È urgente fare il punto sull’utilizzo del Pnrr

ITALIA. Ora che Raffaele Fitto è insediato a Bruxelles e sostituito a Roma, è urgente fare il punto sull’attuazione del Pnrr, perché i conti a prima vista non tornano, dentro una questione che vale sette volte l’intera legge di bilancio 2025.

Non possiamo permetterci un flop dopo aver preteso l’intera fetta di torta da 194 miliardi, moltissimi dei quali a debito. Altro che 20 euro in meno del canone tv… La valorizzazione dei trascorsi democristiani di Fitto, rispetto alla mediocrità della classe dirigente meloniana, lo ha aiutato a uscir vivo dalla graticola di Strasburgo. Ma non sarà facilmente dimenticato il carico critico su questo strano governo italiano di destra andato a zigzag tra il no iniziale a von der Leyen e alla sua maggioranza di centrosinistra, e il sì finale (senza Lega), con tanto di giuramento filo europeista di FdI, che sull’antieuropeismo anche più ruvido ha campato da quando è nata, dal no euro alla pacchia finita.

La scommessa vinta della Meloni

Nella sostanza, è indubbiamente riuscita la scommessa di Giorgia Meloni sull’indispensabilità di una presenza italiana qualificata nel vertice europeo, e sulla necessità di evitare – bocciando von der Leyen – una folle distruzione dell’Unione proprio nell’attesa dello scontro con i sovranisti di mezzo mondo. Ma è difficile pensare che chi ha digerito il rospo politico di una maggioranza allargata senza essere concordata, sia pronto a far sconti a Fitto commissario se non sarà rigoroso sui risultati del Fitto ministro. Dunque, sarà bene che il Pnrr sia presentato in Europa in modo se non impeccabile (è ormai impossibile), quanto meno dignitoso.

Il Pnrr e le riforme

Vedremo cosa succederà con la richiesta della prossima tranche di pagamento e con la gran corsa a recuperare il tempo perduto, compreso quello trascorso dal neo Commissario per imparare le lingue. Non potendo per decenza chiedere rinvii generali, siamo già i primi d’Europa per modifiche ottenute, ultima pochi giorni fa: ben quattro, per 27 misure e 45 scadenze (50 miliardi di opere infrastrutturali cancellate), con un crescente affanno a spendere in fretta (e male?), e non impegnandosi davvero nelle operazioni più strategiche. Sono le riforme (che già fanno acqua, vedi giustizia e concorrenza) e soprattutto la questione chiave della riduzione delle disuguaglianze di genere, territoriali e generazionali. Sono temi di grande respiro e proprio per questo oggetto di una misura straordinaria come il Pnrr. Se si sbaglia qui, è finita la logica del Next Generation Ue.

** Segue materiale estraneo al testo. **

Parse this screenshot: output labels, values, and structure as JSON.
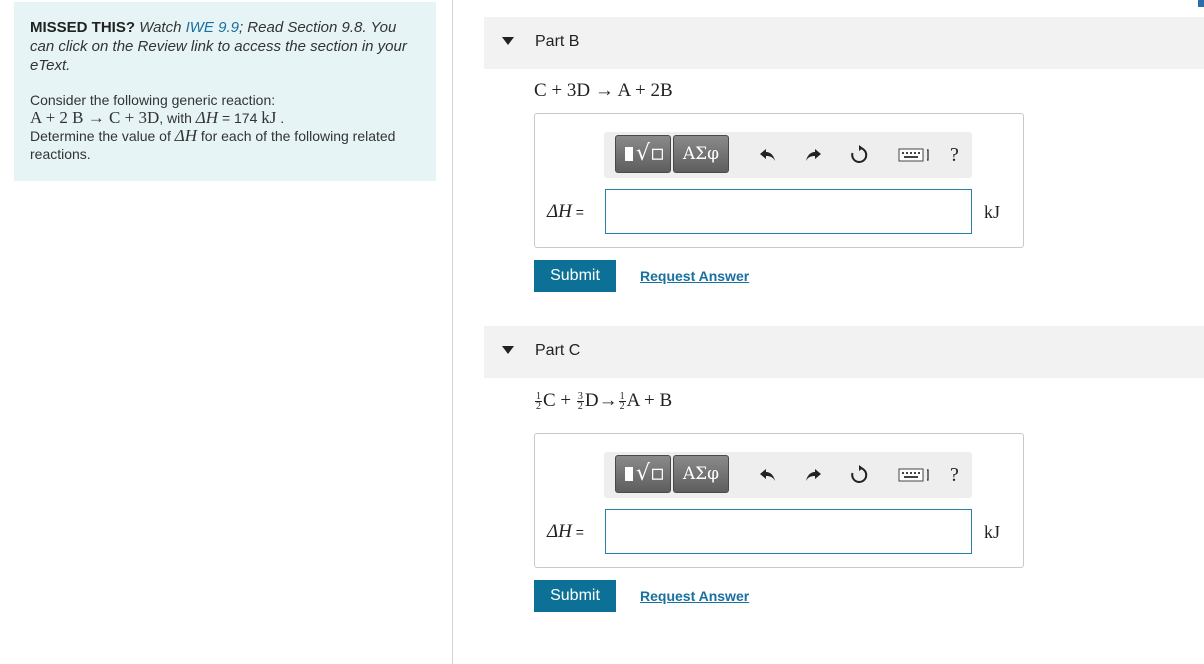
{
  "info": {
    "missed_label": "MISSED THIS?",
    "watch_prefix": "Watch",
    "iwe_link": "IWE 9.9",
    "read_text": "; Read Section 9.8. You can click on the Review link to access the section in your eText.",
    "consider_line": "Consider the following generic reaction:",
    "reaction_eq": "A + 2 B → C + 3D",
    "with_text": ", with",
    "dh_symbol": "ΔH",
    "dh_value_text": " = 174 ",
    "dh_unit": "kJ",
    "period": " .",
    "determine_prefix": "Determine the value of",
    "determine_suffix": "for each of the following related reactions."
  },
  "parts": [
    {
      "title": "Part B",
      "reaction": "C + 3D → A + 2B",
      "dh_label": "ΔH",
      "dh_equals": " =",
      "input_value": "",
      "unit": "kJ",
      "submit_label": "Submit",
      "request_label": "Request Answer"
    },
    {
      "title": "Part C",
      "reaction_terms": {
        "f1_num": "1",
        "f1_den": "2",
        "t1": "C + ",
        "f2_num": "3",
        "f2_den": "2",
        "t2": "D→",
        "f3_num": "1",
        "f3_den": "2",
        "t3": "A + B"
      },
      "dh_label": "ΔH",
      "dh_equals": " =",
      "input_value": "",
      "unit": "kJ",
      "submit_label": "Submit",
      "request_label": "Request Answer"
    }
  ],
  "toolbar": {
    "templates_icon": "radical-template-icon",
    "greek_label": "ΑΣφ",
    "undo_icon": "undo-icon",
    "redo_icon": "redo-icon",
    "reset_icon": "reset-icon",
    "keyboard_icon": "keyboard-icon",
    "help_label": "?"
  },
  "colors": {
    "info_bg": "#e6f4f6",
    "link": "#1a6fa0",
    "submit_bg": "#0d7197",
    "input_border": "#2a7fa7"
  }
}
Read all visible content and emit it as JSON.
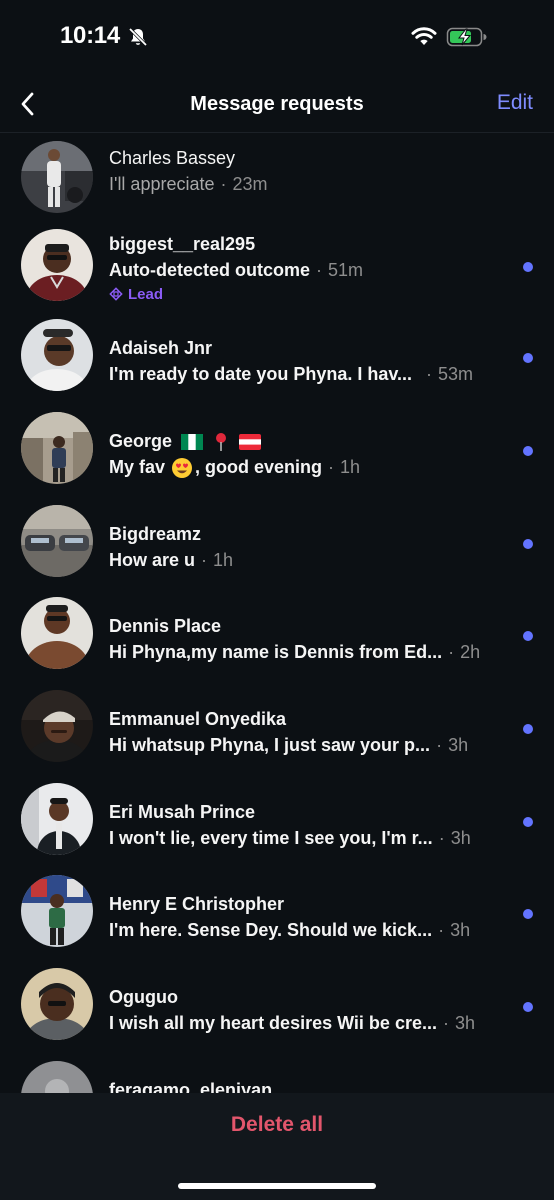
{
  "status_bar": {
    "time": "10:14"
  },
  "header": {
    "back_label": "",
    "title": "Message requests",
    "edit_label": "Edit"
  },
  "requests": [
    {
      "name": "Charles Bassey",
      "preview": "I'll appreciate",
      "time": "23m",
      "unread": false
    },
    {
      "name": "biggest__real295",
      "preview": "Auto-detected outcome",
      "time": "51m",
      "unread": true,
      "tag": "Lead"
    },
    {
      "name": "Adaiseh Jnr",
      "preview": "I'm ready to date you Phyna. I hav...",
      "time": "53m",
      "unread": true
    },
    {
      "name": "George",
      "preview": "My fav",
      "preview_suffix": ", good evening",
      "time": "1h",
      "unread": true
    },
    {
      "name": "Bigdreamz",
      "preview": "How are u",
      "time": "1h",
      "unread": true
    },
    {
      "name": "Dennis Place",
      "preview": "Hi Phyna,my name is Dennis from Ed...",
      "time": "2h",
      "unread": true
    },
    {
      "name": "Emmanuel Onyedika",
      "preview": "Hi whatsup Phyna, I just saw your p...",
      "time": "3h",
      "unread": true
    },
    {
      "name": "Eri Musah Prince",
      "preview": "I won't lie, every time I see you, I'm r...",
      "time": "3h",
      "unread": true
    },
    {
      "name": "Henry E Christopher",
      "preview": "I'm here. Sense Dey. Should we kick...",
      "time": "3h",
      "unread": true
    },
    {
      "name": "Oguguo",
      "preview": "I wish all my heart desires Wii be cre...",
      "time": "3h",
      "unread": true
    },
    {
      "name": "feragamo_eleniyan",
      "preview": "",
      "time": "",
      "unread": true
    }
  ],
  "separator": "·",
  "footer": {
    "delete_all_label": "Delete all"
  },
  "colors": {
    "background": "#0c1014",
    "accent_blue": "#7f8cff",
    "unread_dot": "#6374ff",
    "lead_purple": "#8b5cf6",
    "delete_red": "#e2566c"
  },
  "icons": {
    "back": "chevron-left-icon",
    "silent": "bell-slash-icon",
    "wifi": "wifi-icon",
    "battery": "battery-charging-icon",
    "lead": "lead-icon"
  }
}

Openpolis, l’agenzia indipendente che monitora l’andamento attuativo del Pnrr, segnala che da mesi tutto tace, non è facile accedere ai dati, sapere ad esempio quali e quanti dei ben 262mila progetti siano davvero in corso di attuazione. Siamo ancora fermi ai dati del 30 giugno, quando i fondi Pnrr già erogati in due anni erano 51,4 miliardi pari a circa il 26% del totale, per cui ora l’Italia, entro fine 2026, dovrà portare al Commissario Fitto la bellezza di altri 140 miliardi di spesa rendicontata.

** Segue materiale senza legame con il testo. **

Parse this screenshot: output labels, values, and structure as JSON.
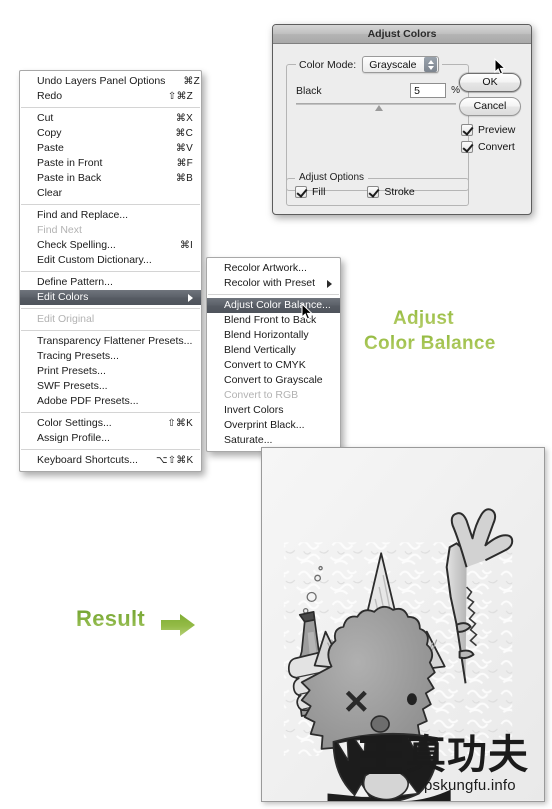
{
  "edit_menu": {
    "name": "Edit menu",
    "groups": [
      [
        {
          "label": "Undo Layers Panel Options",
          "shortcut": "⌘Z",
          "state": "normal"
        },
        {
          "label": "Redo",
          "shortcut": "⇧⌘Z",
          "state": "normal"
        }
      ],
      [
        {
          "label": "Cut",
          "shortcut": "⌘X",
          "state": "normal"
        },
        {
          "label": "Copy",
          "shortcut": "⌘C",
          "state": "normal"
        },
        {
          "label": "Paste",
          "shortcut": "⌘V",
          "state": "normal"
        },
        {
          "label": "Paste in Front",
          "shortcut": "⌘F",
          "state": "normal"
        },
        {
          "label": "Paste in Back",
          "shortcut": "⌘B",
          "state": "normal"
        },
        {
          "label": "Clear",
          "shortcut": "",
          "state": "normal"
        }
      ],
      [
        {
          "label": "Find and Replace...",
          "shortcut": "",
          "state": "normal"
        },
        {
          "label": "Find Next",
          "shortcut": "",
          "state": "disabled"
        },
        {
          "label": "Check Spelling...",
          "shortcut": "⌘I",
          "state": "normal"
        },
        {
          "label": "Edit Custom Dictionary...",
          "shortcut": "",
          "state": "normal"
        }
      ],
      [
        {
          "label": "Define Pattern...",
          "shortcut": "",
          "state": "normal"
        },
        {
          "label": "Edit Colors",
          "shortcut": "",
          "state": "selected",
          "has_submenu": true
        }
      ],
      [
        {
          "label": "Edit Original",
          "shortcut": "",
          "state": "disabled"
        }
      ],
      [
        {
          "label": "Transparency Flattener Presets...",
          "shortcut": "",
          "state": "normal"
        },
        {
          "label": "Tracing Presets...",
          "shortcut": "",
          "state": "normal"
        },
        {
          "label": "Print Presets...",
          "shortcut": "",
          "state": "normal"
        },
        {
          "label": "SWF Presets...",
          "shortcut": "",
          "state": "normal"
        },
        {
          "label": "Adobe PDF Presets...",
          "shortcut": "",
          "state": "normal"
        }
      ],
      [
        {
          "label": "Color Settings...",
          "shortcut": "⇧⌘K",
          "state": "normal"
        },
        {
          "label": "Assign Profile...",
          "shortcut": "",
          "state": "normal"
        }
      ],
      [
        {
          "label": "Keyboard Shortcuts...",
          "shortcut": "⌥⇧⌘K",
          "state": "normal"
        }
      ]
    ]
  },
  "edit_colors_submenu": {
    "name": "Edit Colors submenu",
    "groups": [
      [
        {
          "label": "Recolor Artwork...",
          "shortcut": "",
          "state": "normal"
        },
        {
          "label": "Recolor with Preset",
          "shortcut": "",
          "state": "normal",
          "has_submenu": true
        }
      ],
      [
        {
          "label": "Adjust Color Balance...",
          "shortcut": "",
          "state": "selected"
        },
        {
          "label": "Blend Front to Back",
          "shortcut": "",
          "state": "normal"
        },
        {
          "label": "Blend Horizontally",
          "shortcut": "",
          "state": "normal"
        },
        {
          "label": "Blend Vertically",
          "shortcut": "",
          "state": "normal"
        },
        {
          "label": "Convert to CMYK",
          "shortcut": "",
          "state": "normal"
        },
        {
          "label": "Convert to Grayscale",
          "shortcut": "",
          "state": "normal"
        },
        {
          "label": "Convert to RGB",
          "shortcut": "",
          "state": "disabled"
        },
        {
          "label": "Invert Colors",
          "shortcut": "",
          "state": "normal"
        },
        {
          "label": "Overprint Black...",
          "shortcut": "",
          "state": "normal"
        },
        {
          "label": "Saturate...",
          "shortcut": "",
          "state": "normal"
        }
      ]
    ]
  },
  "dialog": {
    "title": "Adjust Colors",
    "color_mode_label": "Color Mode:",
    "color_mode_value": "Grayscale",
    "color_mode_options": [
      "Grayscale"
    ],
    "black_label": "Black",
    "black_value": "5",
    "percent_symbol": "%",
    "adjust_options_title": "Adjust Options",
    "fill_label": "Fill",
    "stroke_label": "Stroke",
    "ok_label": "OK",
    "cancel_label": "Cancel",
    "preview_label": "Preview",
    "convert_label": "Convert"
  },
  "annotations": {
    "adjust": "Adjust",
    "color_balance": "Color Balance",
    "result": "Result"
  },
  "artwork": {
    "watermark_cn": "真功夫",
    "watermark_url": "pskungfu.info"
  },
  "colors": {
    "menu_highlight": "#5b6068",
    "annotation_green": "#9dbf4a",
    "result_green": "#7fae3c",
    "dialog_bg": "#ededed",
    "titlebar_bg": "#b9b9b9"
  }
}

Le statistiche disponibili sono impietose, con 26 misure quasi ferme al palo, e tra queste ci sono cose come le politiche attive del lavoro, l’edilizia scolastica, il trasporto rapido di massa, la digitalizzazione ospedaliera, gli asili nido, gli autobus regionali e ci fermiamo perché dovremmo scorrere l’abc dei problemi del Paese.

Il Pnrr e il Pil mancato

Speriamo che siano giuste le valutazioni di Bankitalia e Ance che – con loro rilevazioni – parlano di un 20% di più nei progetti reali fatti, ma solo per i decreti attuativi del suo Ministero, al momento della sua promozione europea, Fitto era in ritardo per il 40%, seguito dai settori ambiente e disabilità. Ma soprattutto c’è una grande prova del nove che fa sospettare che il Pnrr sia un gigante di carte e cioè il fatto che oggettivamente non è riuscito a dare la spinta prevista al Pil. Le rilevazioni 2024 sono tutte al ribasso, e ora siamo vicini allo 0,7%. Senza Pnrr saremmo insomma sottozero, peggio messi della Germania e della Francia? E non parliamo del +3,4% della Spagna. Ci sono settori come la metallurgia al -15%, come la moda a -24%, l’auto a -23%, il tessile a -26%. L’Italia si sta fermando, è necessario che il nuovo ministro Foti si faccia spiegare in fretta cosa fare.